Chief among the fruits of the Spirit is love. And since I was touched by Jesus Christ, I cannot do anything other than love. There are people who have wronged Eric and me in ways that would make the average person’s jaw drop, and although I should hate them, I still love them. Dangnabit, I want to HATE. I’m used to that. But it just isn’t there anymore.

A new friend gave me a huge, unexpected, hug this past weekend. I will admit I was at one point kindof terrified of her: she’s very together and smart with a lovely family. I am often terribly afraid that people here see me as kindof a low-class drifter – as a person without an intact family, an unconventional background, no children, new to Tennessee, a newly Saved person, a reformed party girl from California or Hawaii or someplace else who is too different to embrace. Sniff sniff, I’m all verklempt. She’s amazing, not terrifying. That hug meant so much to me. And they will know we are Christians by our love.

but the fruit of the Spirit is love, joy, peace, longsuffering, gentleness, goodness, faith,

Meekness, temperance: against such there is no law.

Galatians 5:22-23

In the Garden and the Home

Planted lettuce seedlings with cups used as collars. It worked so well! The cups are clear, so you can see inside and light got through. Result: upright heads with very little soil contact (read: no bugs, no snails, no slimy critters!). I think it was the best thing I did all season. Redeeming after my squash debacles.
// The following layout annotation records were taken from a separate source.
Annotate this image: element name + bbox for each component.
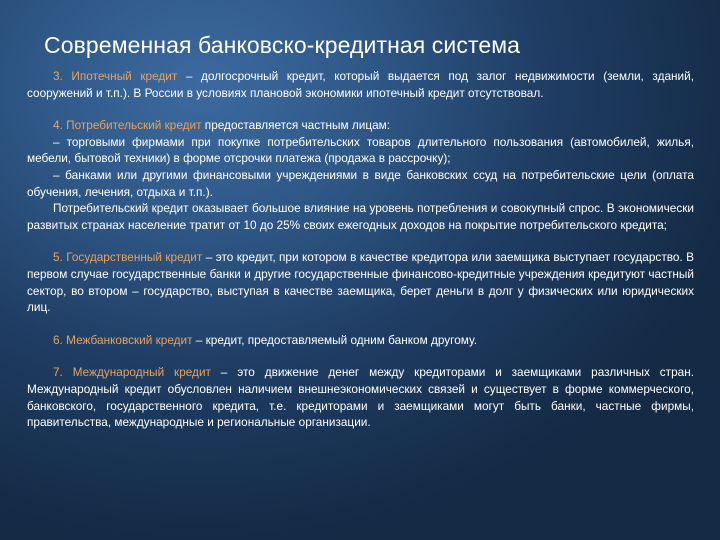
paragraph-state-credit [27,249,694,315]
term-international-credit: 7. Международный кредит [53,365,211,380]
term-interbank-credit: 6. Межбанковский кредит [53,332,193,347]
paragraph-interbank-credit [27,332,694,349]
term-consumer-credit: 4. Потребительский кредит [53,118,202,133]
paragraph-mortgage-credit [27,68,694,101]
term-state-credit: 5. Государственный кредит [53,250,203,265]
definition-state-credit: – это кредит, при котором в качестве кредитора или заемщика выступает государство. В первом случае государственные банки и другие государственные финансово-кредитные учреждения кредитуют частный сектор, во втором – государство, выступая в качестве заемщика, берет деньги в долг у физических или юридических лиц. [27,250,694,315]
definition-consumer-credit: предоставляется частным лицам: [201,118,391,133]
paragraph-consumer-banks: – банками или другими финансовыми учреждениями в виде банковских ссуд на потребительские цели (оплата обучения, лечения, отдыха и т.п.). [27,167,694,199]
definition-international-credit: – это движение денег между кредиторами и заемщиками различных стран. Международный кредит обусловлен наличием внешнеэкономических связей и существует в форме коммерческого, банковского, государственного кредита, т.е. кредиторами и заемщиками могут быть банки, частные фирмы, правительства, международные и региональные организации. [27,365,694,430]
slide-title: Современная банковско-кредитная система [44,32,521,58]
slide-content [27,68,694,431]
paragraph-consumer-impact: Потребительский кредит оказывает большое влияние на уровень потребления и совокупный спрос. В экономически развитых странах население тратит от 10 до 25% своих ежегодных доходов на покрытие потребительского кредита; [27,201,694,232]
definition-mortgage-credit: – долгосрочный кредит, который выдается под залог недвижимости (земли, зданий, сооружений и т.п.). В России в условиях плановой экономики ипотечный кредит отсутствовал. [27,69,694,100]
paragraph-consumer-trade-firms: – торговыми фирмами при покупке потребительских товаров длительного пользования (автомобилей, жилья, мебели, бытовой техники) в форме отсрочки платежа (продажа в рассрочку); [27,134,694,166]
paragraph-consumer-credit [27,117,694,134]
definition-interbank-credit: – кредит, предоставляемый одним банком другому. [192,332,478,347]
paragraph-international-credit [27,364,694,430]
term-mortgage-credit: 3. Ипотечный кредит [53,69,178,83]
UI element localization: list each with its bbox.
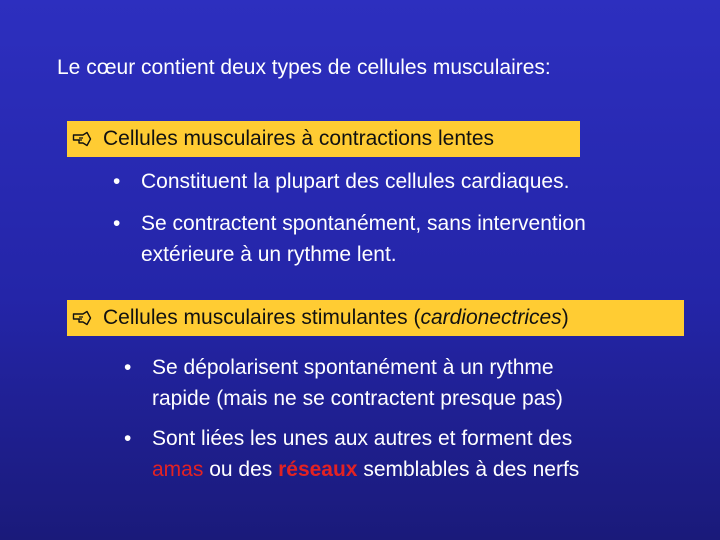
heading-italic-term: cardionectrices [420,306,562,329]
bullet-line: Sont liées les unes aux autres et forment des [152,427,573,450]
bullet-line: Constituent la plupart des cellules cardiaques. [141,170,570,193]
bullet-line: Se contractent spontanément, sans intervention [141,212,586,235]
bullet-text [141,208,586,270]
pointing-hand-icon [71,130,93,148]
bullet-line: Se dépolarisent spontanément à un rythme [152,356,554,379]
bullet-line: extérieure à un rythme lent. [141,243,397,266]
section-heading-text [103,306,569,330]
bullet-text [152,423,579,485]
section-heading-slow-cells [67,121,580,157]
intro-text: Le cœur contient deux types de cellules musculaires: [57,56,551,79]
heading-prefix: Cellules musculaires stimulantes ( [103,306,421,329]
bullet-dot: • [113,170,121,193]
bullet-line: rapide (mais ne se contractent presque pas) [152,387,563,410]
pointing-hand-icon [71,309,93,327]
bullet-dot: • [113,212,121,235]
emphasis-amas: amas [152,458,204,481]
emphasis-reseaux: réseaux [278,458,358,481]
bullet-dot: • [124,427,132,450]
section-heading-stimulating-cells [67,300,684,336]
bullet-text [152,352,563,414]
bullet-dot: • [124,356,132,379]
bullet-text [141,166,569,197]
bullet-fragment: semblables à des nerfs [357,458,580,481]
heading-suffix: ) [561,306,569,329]
section-heading-text: Cellules musculaires à contractions lentes [103,127,495,150]
bullet-line [152,454,579,485]
bullet-fragment: ou des [203,458,279,481]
Auggie got sick. He had a UTI and it took over fast. Our dear vet got him in the same day (unheard of!) and we got him treated. I love our veterinarian. She takes such great care of us – she’s smart, hardworking, a person I feel blessed to know. And Augs is much better now. His dementia has taken funny turns and well, we just love on him every day. He’s running about more than ever and just having a grand time. I am very grateful. He’s the best.

There’s more but I am tired of hearing myself talk in my head to write this down. Here’s the highlight real.

Friday, you are so blessed. Relax a little, will ya?